Storing duplicate copies of the same word in the full-text table allows the possibility of duplicate results. Using the table FT_EmailSubject that Listing 2 in the main article creates, assume that FT_EmailSubject contains the row values that Table A shows. If you perform a search for the word Rose, the query returns MessageID 1 twice unless you collapse the MessageIDs by using a DISTINCT clause or a GROUP BY MessageID clause. But both of these methods cause an additional sorting step at query time.
To avoid this sorting cost, you can rewrite the queries to use an EXISTS predicate instead of a DISTINCT clause, as the query in Listing A shows. An alternative to this approach that reduces storage space and improves performance for some queries is to use a table like the one that Listing B creates, FT_EmailSubject2. MessageID and Word comprise a composite primary key on this table.
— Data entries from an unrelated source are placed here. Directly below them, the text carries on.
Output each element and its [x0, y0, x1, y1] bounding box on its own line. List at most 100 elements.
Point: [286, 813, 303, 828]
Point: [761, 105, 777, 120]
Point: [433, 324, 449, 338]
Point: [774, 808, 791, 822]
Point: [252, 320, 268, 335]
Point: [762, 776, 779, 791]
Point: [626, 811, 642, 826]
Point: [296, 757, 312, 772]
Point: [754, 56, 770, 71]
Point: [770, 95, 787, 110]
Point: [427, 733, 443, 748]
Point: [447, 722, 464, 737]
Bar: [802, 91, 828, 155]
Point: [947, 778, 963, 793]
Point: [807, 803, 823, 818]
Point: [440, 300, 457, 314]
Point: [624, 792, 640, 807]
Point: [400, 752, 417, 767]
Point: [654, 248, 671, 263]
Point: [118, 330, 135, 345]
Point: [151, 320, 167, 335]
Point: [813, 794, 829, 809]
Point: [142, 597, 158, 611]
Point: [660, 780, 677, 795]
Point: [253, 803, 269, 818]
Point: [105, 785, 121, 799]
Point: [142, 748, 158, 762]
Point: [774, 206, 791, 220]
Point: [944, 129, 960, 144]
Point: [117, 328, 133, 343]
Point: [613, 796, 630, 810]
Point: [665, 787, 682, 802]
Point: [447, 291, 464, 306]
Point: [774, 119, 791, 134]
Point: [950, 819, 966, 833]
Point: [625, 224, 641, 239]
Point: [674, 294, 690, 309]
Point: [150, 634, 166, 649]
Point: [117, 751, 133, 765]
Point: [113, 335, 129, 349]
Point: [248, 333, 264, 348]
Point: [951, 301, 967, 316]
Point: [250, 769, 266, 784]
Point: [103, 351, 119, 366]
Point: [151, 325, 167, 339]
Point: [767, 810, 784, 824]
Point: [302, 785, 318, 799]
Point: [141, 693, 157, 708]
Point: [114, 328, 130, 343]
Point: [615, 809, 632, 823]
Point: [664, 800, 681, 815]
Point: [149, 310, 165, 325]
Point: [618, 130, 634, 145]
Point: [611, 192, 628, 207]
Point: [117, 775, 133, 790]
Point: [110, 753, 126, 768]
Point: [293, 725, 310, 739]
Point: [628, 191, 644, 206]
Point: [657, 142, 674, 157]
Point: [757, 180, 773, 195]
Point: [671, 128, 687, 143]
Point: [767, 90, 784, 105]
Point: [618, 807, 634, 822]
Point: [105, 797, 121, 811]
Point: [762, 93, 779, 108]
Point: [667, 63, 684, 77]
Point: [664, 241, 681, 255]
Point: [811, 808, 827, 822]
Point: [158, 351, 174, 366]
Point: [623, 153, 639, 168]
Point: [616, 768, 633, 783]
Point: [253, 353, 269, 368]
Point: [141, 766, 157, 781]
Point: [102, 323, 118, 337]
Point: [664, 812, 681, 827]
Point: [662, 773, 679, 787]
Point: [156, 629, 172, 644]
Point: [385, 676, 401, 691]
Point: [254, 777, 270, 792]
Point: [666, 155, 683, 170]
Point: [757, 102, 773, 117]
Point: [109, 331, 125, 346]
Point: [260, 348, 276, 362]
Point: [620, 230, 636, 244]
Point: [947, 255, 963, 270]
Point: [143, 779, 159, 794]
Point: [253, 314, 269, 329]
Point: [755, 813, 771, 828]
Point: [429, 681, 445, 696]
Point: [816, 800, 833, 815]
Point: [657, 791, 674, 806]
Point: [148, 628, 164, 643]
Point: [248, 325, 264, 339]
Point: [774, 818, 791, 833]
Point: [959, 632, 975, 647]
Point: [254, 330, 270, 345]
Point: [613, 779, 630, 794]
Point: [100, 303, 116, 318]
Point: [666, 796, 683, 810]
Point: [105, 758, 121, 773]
In filling this table, the population process must filter out duplicate words. This filtering pushes the sorting cost onto the population process instead of making SQL Server perform a sort during each search.
Another improvement you can make is to include a NumAppearances field in the FT_EmailSubject2 table and store the number of times each word appears in the original string. You can use this field to indicate how relevant the results of a query are. Note that in both of these variations, the ability to perform nearness and phrase searches is lost because information about where the word appears in the original string is no longer available. If the position of individual words in a string isn’t stored, the searches available are effectively limited to OR and AND searches.